[Foundation-l] [Commons-l] Requirements for a strong copyleft license

Robert Rohde rarohde at gmail.com
Mon Dec 3 02:52:03 UTC 2007


On Dec 2, 2007 6:24 PM, Fred Benenson <fred.benenson at gmail.com> wrote:

> Question for the lawyers here -- even if we *wanted* to add stronger
> copyleft to a CC license, say creating CC-BY-SA+, could we?
>
> Isn't the whole problem here that the licenses rely on the various
> definitions of "derivative works" for different mediums?
>
>  That is, the GPL can have strong copyleft because including source from
> other GPL works into a new work necessarily creates a derivative work, and
> same with music getting synched to video (or vice versa) with respect to
> CC-BY-SA -- in all of these cases a derivative work is created and the
> license stipulates that derivative works must be licensed under the same
> license.
>
> The reason this has good legal force is because "derivative work" has a
> strict and specific definition in law that was formed completely
> independently of the GPL and CC.
>
> As I'm sure everyone who's been following this thread to this point knows,
> there isn't much precedent for determining whether embedded images in text
> creates a derivative work.  In the US there are some cases that establish
> that doing so *does* create a derivative work, and some cases that say
> that
> doing so *does not* create a derivative work. So that isn't much help.
>
>  So would we be creating our own definition of a derivative work so that
> we
> could apply stricter copy left?
>
> This is troubling because whatever definition we might come up with, it
> surely wouldn't have the legal precedent and force that the definition of
> "derivative work" does in actual US copyright law.
>
>
> F
>
>
> PS: I just had the WSJ use one of my BY-SA photos in an article giving me
> only attribution, so I'm acutely interested in this topic.
>
>

I am not a lawyer, but in my opinion, it is certainly possible to tie future
licensing to use.  Rather than tying it to the technical meaning of a
"derivative work", you tie it to the more fundemental right to distribute.
In other words, one could say something like: "You may not use or distribute
this image unless any accompanying text is licensed under X, Y, or Z".
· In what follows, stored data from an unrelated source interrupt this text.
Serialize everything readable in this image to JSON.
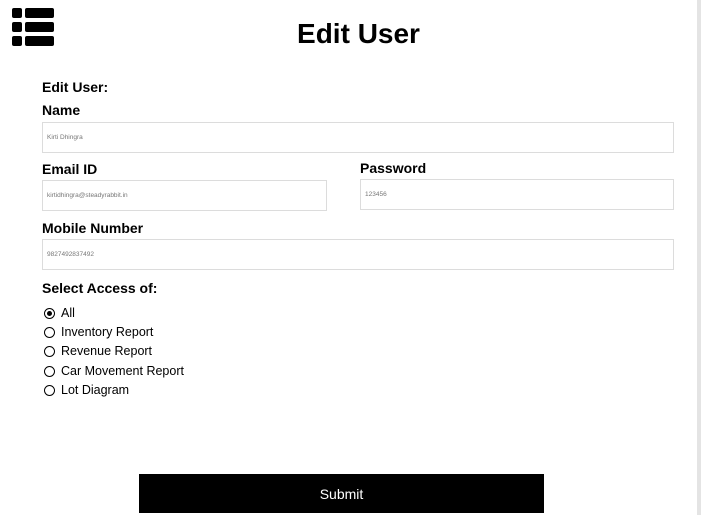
{
  "header": {
    "menu_icon": "list-menu-icon",
    "title": "Edit User"
  },
  "form": {
    "section_heading": "Edit User:",
    "name": {
      "label": "Name",
      "value": "Kirti Dhingra"
    },
    "email": {
      "label": "Email ID",
      "value": "kirtidhingra@steadyrabbit.in"
    },
    "password": {
      "label": "Password",
      "value": "123456"
    },
    "mobile": {
      "label": "Mobile Number",
      "value": "9827492837492"
    },
    "access": {
      "heading": "Select Access of:",
      "options": [
        {
          "label": "All",
          "selected": true
        },
        {
          "label": "Inventory Report",
          "selected": false
        },
        {
          "label": "Revenue Report",
          "selected": false
        },
        {
          "label": "Car Movement Report",
          "selected": false
        },
        {
          "label": "Lot Diagram",
          "selected": false
        }
      ]
    },
    "submit_label": "Submit"
  }
}
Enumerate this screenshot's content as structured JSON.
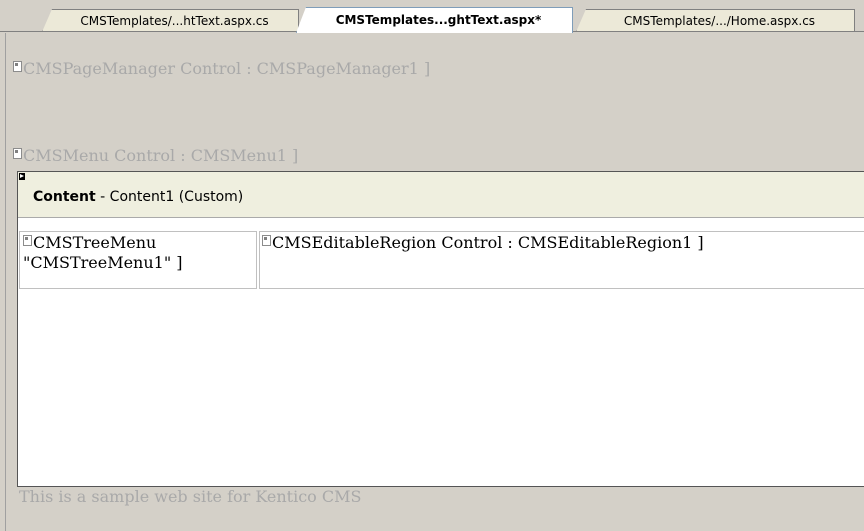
{
  "tabs": [
    {
      "label": "CMSTemplates/...htText.aspx.cs",
      "active": false
    },
    {
      "label": "CMSTemplates...ghtText.aspx*",
      "active": true
    },
    {
      "label": "CMSTemplates/.../Home.aspx.cs",
      "active": false
    }
  ],
  "designer": {
    "page_manager": "CMSPageManager Control : CMSPageManager1 ]",
    "menu": "CMSMenu Control : CMSMenu1 ]",
    "content": {
      "title_bold": "Content",
      "title_rest": " - Content1 (Custom)",
      "tree_menu_line1": "CMSTreeMenu",
      "tree_menu_line2": "\"CMSTreeMenu1\" ]",
      "editable_region": "CMSEditableRegion Control : CMSEditableRegion1 ]"
    },
    "footer": "This is a sample web site for Kentico CMS"
  },
  "colors": {
    "background": "#d4d0c8",
    "placeholder_text": "#a9a9a9",
    "content_header": "#efefdf"
  }
}
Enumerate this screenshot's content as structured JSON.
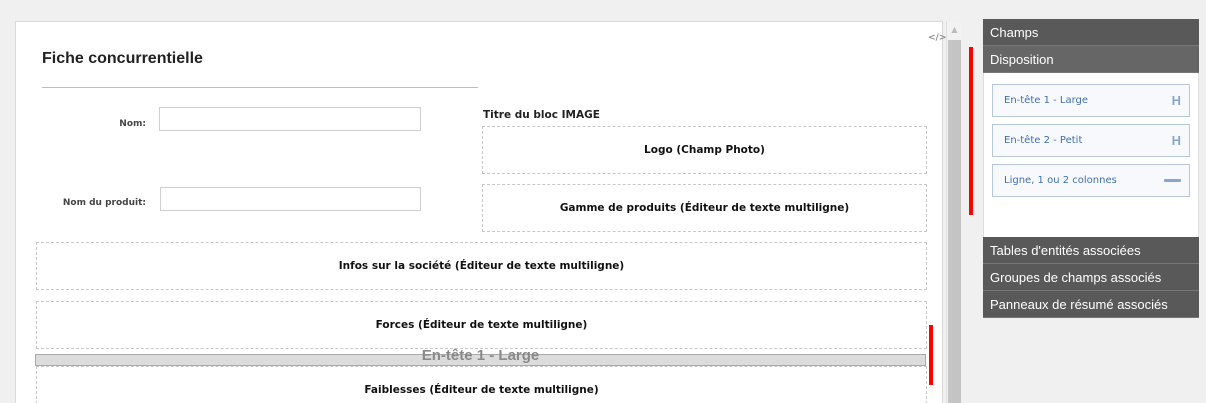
{
  "form": {
    "title": "Fiche concurrentielle",
    "fields": [
      {
        "label": "Nom:",
        "value": ""
      },
      {
        "label": "Nom du produit:",
        "value": ""
      }
    ],
    "image_block_title": "Titre du bloc IMAGE",
    "logo_placeholder": "Logo (Champ Photo)",
    "gamme_placeholder": "Gamme de produits (Éditeur de texte multiligne)",
    "infos_placeholder": "Infos sur la société (Éditeur de texte multiligne)",
    "forces_placeholder": "Forces (Éditeur de texte multiligne)",
    "faiblesses_placeholder": "Faiblesses (Éditeur de texte multiligne)",
    "drop_indicator": "En-tête 1 - Large",
    "source_icon": "</>"
  },
  "panel": {
    "champs": "Champs",
    "disposition": "Disposition",
    "layout_items": [
      {
        "label": "En-tête 1 - Large",
        "icon": "H"
      },
      {
        "label": "En-tête 2 - Petit",
        "icon": "H"
      },
      {
        "label": "Ligne, 1 ou 2 colonnes",
        "icon": "bar"
      }
    ],
    "tables": "Tables d'entités associées",
    "groupes": "Groupes de champs associés",
    "panneaux": "Panneaux de résumé associés"
  },
  "colors": {
    "panel_header": "#595959",
    "marker": "#ff0000",
    "layout_text": "#3f6fb0"
  }
}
Obviously a formal license needs a lot more detail to address the variety of
embeddable media, the limits of defining acompanying text versus independent
collections, and other issues.  However, the basic effect of a license is to
tell others when and other what conditions material can be used.  There
would appear to be no fundemental reason that one of those conditions
couldn't be applying a free license to linked materials.